Zhijie Han et al. Front Genet. .

Abstract

Multiple sclerosis (MS) is a chronic fatal central nervous system (CNS) disease involving in complex immunity dysfunction. Recently, long noncoding RNAs (lncRNAs) were discovered as the important regulatory factors for the pathogenesis of MS. However, these findings often cannot be repeated and confirmed by the subsequent studies. We considered that the small-scale samples or the heterogeneity among various tissues may result in the divergence of the results. Currently, RNA-seq has become a powerful approach to quantify the abundances of lncRNA transcripts.
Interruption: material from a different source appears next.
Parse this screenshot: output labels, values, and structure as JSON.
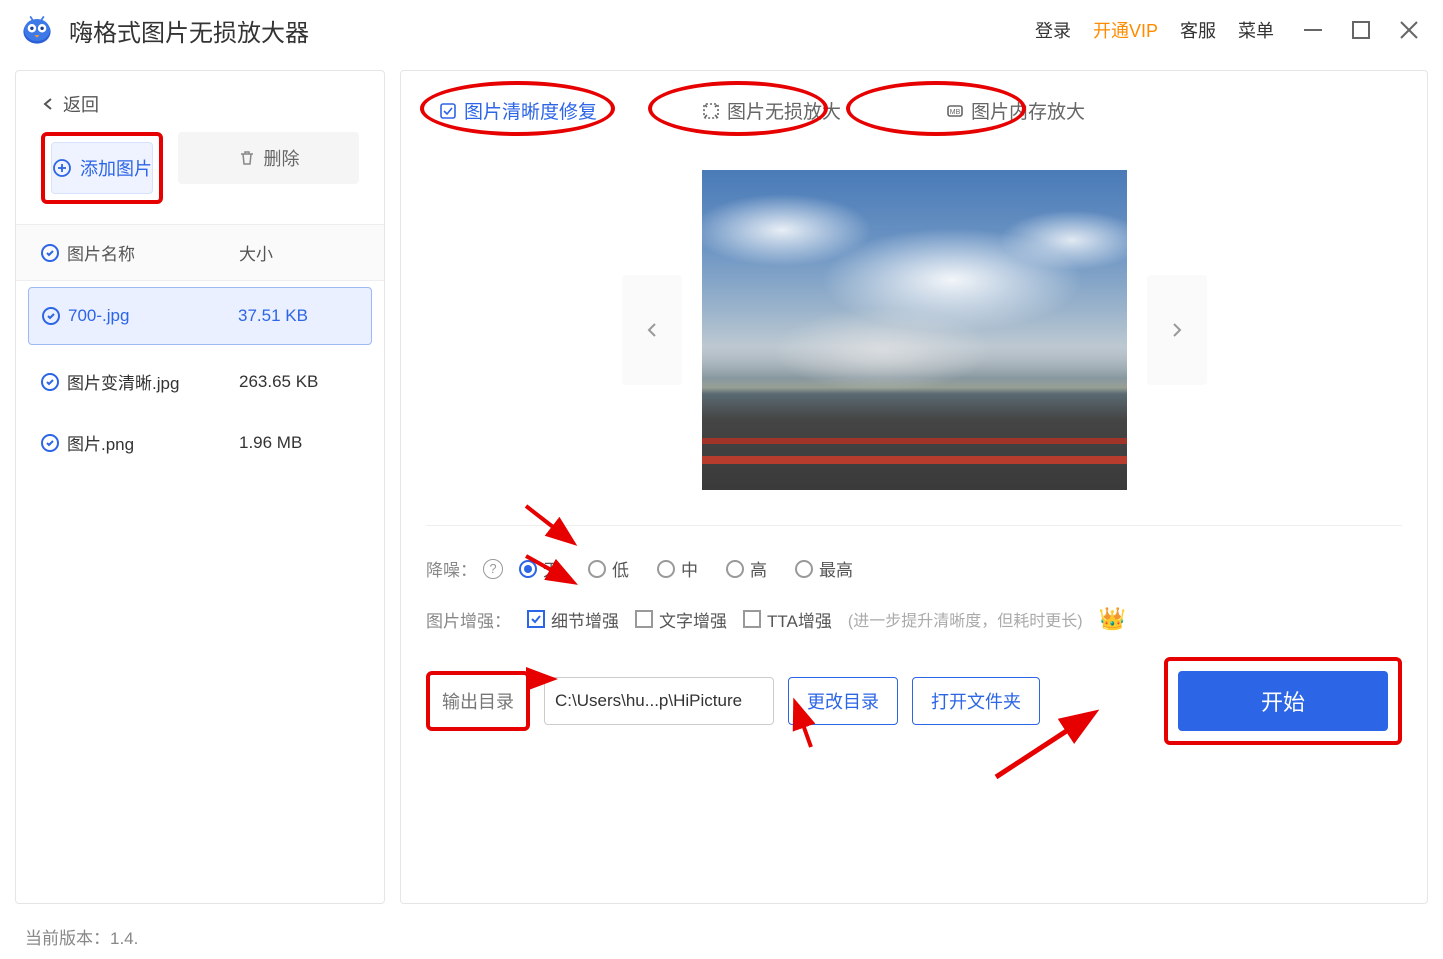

Therefore, we comprehensively collected the MS-related RNA-seq data from a variety of previous studies, and integrated these data using an expression-based meta-analysis to identify the differentially expressed lncRNA between MS patients and controls in whole samples and subgroups. Then, we performed the Jensen-Shannon (JS) divergence and cluster analysis to explore the heterogeneity and expression specificity among various tissues. Finally, we investigated the potential function of identified lncRNAs for MS using weighted gene co-expression network analysis (WGCNA) and gene set enrichment analysis (GSEA), and 5,420 MS-related lncRNAs specifically expressed in the brain tissue were identified. The subgroup analysis found a small heterogeneity of the lncRNA expression profiles between brain and blood tissues. The results of WGCNA and GSEA showed that a potential important function of lncRNAs in MS may be involved in the regulation of ribonucleoproteins and tumor necrosis factor cytokines receptors. In summary, this study provided a strategy to explore disease-related lncRNAs on genome-wide scale, and our findings will be benefit to improve the understanding of MS pathogenesis.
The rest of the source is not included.